Invoquer l'arbitraire de l'opinion permet de passer sous silence les problèmes posés par la dissidence, de ne pas les traiter : comment vivre, comment penser à côté du monde moderne sans en être exclu ? Pourquoi la multiplication des moyens d'expression, les centaines de chaînes de télévision par exemple, ne permet aucune expression de différences significatives, par exemple ? Pourquoi les personnes qui s'insurgent contre le Système moderne, qui ont une tradition intellectuelle et littéraire indubitable, ne peuvent-elle pas avoir leur chaîne de télévision, quand la plupart des chaînes défendent visiblement des intérêts ? Je ne demande pas de chaîne de télévision, je pose la question : pourquoi est-ce impossible ? Pourquoi n'existe-t-il pas de chaîne régionale en langue autochtone ? Pourquoi les nationalistes corses et les islamistes sont-ils toujours caricaturés ? Pourquoi ne caricature-ton pas les caricaturistes devenus cadres du Système ?

Pourquoi les médias peuvent choisir souverainement qui s'exprime, et comment ? Pourquoi les chiens de garde ne sont-ils jamais mordus ? Pourquoi l'État de droit, et l'Union Européenne, permettent aux entreprises du Net, qui de fait contrôlent des espaces publics d'expression, de censurer sans préavis, sans droit de défense, sans justification aucune dans les faits – nombreux – des expressions publiques ? Pourquoi le fait de contrôler des espaces publics n'entrainerait aucune obligation de respecter la loi ? Le droit ne s'appliquerait plus dans tous les espaces ? Pourquoi les partis représentés à l'Assemblée Nationale, un parlement croupion, ne représentent-ils que moins de la moitié des électeurs ? Pourquoi les sénateurs ? Pourquoi l'Université, par exemple en philosophie, ignore-t-elle la théorie du bloom et diffuse - t-elle des livres de qualité minable ? Pourquoi une idéologie sectaire comme les Gender Studies, dénoncée tant par Elisabeth Badinter que par Marcela Iacub, par exemple, est-elle en train de conquérir l'Université française après avoir crée un climat d'intimidation dans les Universités anglo-saxonnes ? Pourquoi finance-t-on des masters de Gender Studies et pas de lutte des classes ? Pourquoi parle-t-on tellement plus des injustices frappant les femmes cadres que de celles frappant les ploucs ruraux, tellement plus dures ?

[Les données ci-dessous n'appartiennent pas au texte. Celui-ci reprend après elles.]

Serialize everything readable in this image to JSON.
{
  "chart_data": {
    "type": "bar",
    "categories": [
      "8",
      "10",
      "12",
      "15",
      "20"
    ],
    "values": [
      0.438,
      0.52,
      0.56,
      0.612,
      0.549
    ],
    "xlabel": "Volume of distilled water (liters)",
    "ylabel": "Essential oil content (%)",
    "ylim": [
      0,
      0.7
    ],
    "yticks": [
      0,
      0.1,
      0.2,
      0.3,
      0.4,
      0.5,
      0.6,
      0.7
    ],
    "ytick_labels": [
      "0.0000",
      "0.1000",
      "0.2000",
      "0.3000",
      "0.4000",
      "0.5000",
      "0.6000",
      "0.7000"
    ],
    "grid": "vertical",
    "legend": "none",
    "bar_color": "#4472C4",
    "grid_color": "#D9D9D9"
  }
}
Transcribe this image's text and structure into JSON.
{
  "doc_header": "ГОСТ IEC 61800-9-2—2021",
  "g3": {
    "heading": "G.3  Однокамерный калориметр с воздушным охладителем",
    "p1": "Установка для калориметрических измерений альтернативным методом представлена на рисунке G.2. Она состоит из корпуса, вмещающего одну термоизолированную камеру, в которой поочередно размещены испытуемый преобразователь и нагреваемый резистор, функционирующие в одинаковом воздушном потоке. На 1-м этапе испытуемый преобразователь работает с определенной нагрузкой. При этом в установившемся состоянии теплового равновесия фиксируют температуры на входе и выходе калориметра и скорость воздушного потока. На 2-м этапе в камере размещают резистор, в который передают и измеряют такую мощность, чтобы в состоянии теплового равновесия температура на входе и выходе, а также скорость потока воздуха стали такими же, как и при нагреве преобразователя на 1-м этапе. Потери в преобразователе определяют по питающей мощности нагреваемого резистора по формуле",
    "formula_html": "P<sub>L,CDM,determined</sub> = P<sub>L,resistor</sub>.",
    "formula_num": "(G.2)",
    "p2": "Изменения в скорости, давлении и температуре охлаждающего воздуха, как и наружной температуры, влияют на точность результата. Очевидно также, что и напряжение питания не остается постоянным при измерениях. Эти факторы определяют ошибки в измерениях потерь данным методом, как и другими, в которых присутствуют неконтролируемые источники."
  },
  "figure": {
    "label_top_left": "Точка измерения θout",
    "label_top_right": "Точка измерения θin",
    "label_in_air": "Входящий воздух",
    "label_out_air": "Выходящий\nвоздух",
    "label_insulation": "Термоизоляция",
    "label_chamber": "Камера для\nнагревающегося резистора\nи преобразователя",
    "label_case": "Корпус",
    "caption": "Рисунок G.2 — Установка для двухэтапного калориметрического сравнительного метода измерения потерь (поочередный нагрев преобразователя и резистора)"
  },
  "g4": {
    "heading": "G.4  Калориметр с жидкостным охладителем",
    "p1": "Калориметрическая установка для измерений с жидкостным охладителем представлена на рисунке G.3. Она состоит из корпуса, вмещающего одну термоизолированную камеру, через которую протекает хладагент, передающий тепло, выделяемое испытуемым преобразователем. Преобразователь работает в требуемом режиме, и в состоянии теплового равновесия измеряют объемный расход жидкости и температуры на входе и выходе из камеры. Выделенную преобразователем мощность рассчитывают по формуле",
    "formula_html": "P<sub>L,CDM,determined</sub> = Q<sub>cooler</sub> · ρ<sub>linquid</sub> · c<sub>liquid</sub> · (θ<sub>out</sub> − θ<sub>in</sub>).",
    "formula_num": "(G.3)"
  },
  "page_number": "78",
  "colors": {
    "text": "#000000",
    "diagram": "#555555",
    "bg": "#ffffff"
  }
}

Pourquoi certains hommes condamnés par la justice, et ayant accomplis leur peine peuvent trouver des emplois d'État prestigieux, et d'autres sous-fifres non, avec de grandes déclarations morales des chefs à leur encontre ? Pourquoi Patrick Poivre d'Arvor peut-il passer pour un homme de gauche ou un homme de culture ? Pourquoi un homme politique peut-il proclamer en 2012 « mon candidat a fait inscrire la laïcité dans la constitution » sans être ridicule ? Pourquoi les vies sont-elles si différentes selon votre étoile de naissance ? Pourquoi est-ce que « Liberté Égalité Fraternité » est-il devenu un slogan surréaliste ? Pourquoi paie-t-on moins de huit cents euros un apprenti, deux mille euros un gardien de prison ou un prof, trois mille un retraité moyen, quatre mille euros un commercial, sept mille un officier de police, un million un footballeur, et zéro un poète ? Pourquoi accepte-t-on de voir les routes pleines de campings-cars de retraités quand des travailleurs ne peuvent loger leurs familles ? Pourquoi est-il si difficile de parler de dignité au travail, ou de traiter dignement les gens aux Pôle Emploi ? Pourquoi le monde est-il si massivement laid et prétentieux ? Pourquoi une société aussi riche que la nôtre ne peut être mécène à la hauteur d'Athènes et de Florence ? Quelle sens a la vie des Européens à qui l'on dit que les trente prochaines années seront consacrées à travailler pour rembourser les dettes des États, lesquels États ont distribué au riches propriétaires des réductions d'impôts en empruntant ? Pourquoi la Maison des Poètes de Saint-Malo est tenue par les mêmes personnes depuis trente ans ? Pourquoi un idiot est-il présenté comme un poète sans faire rire ? Pourquoi faut-il entendre tant de mensonges lors des élections ?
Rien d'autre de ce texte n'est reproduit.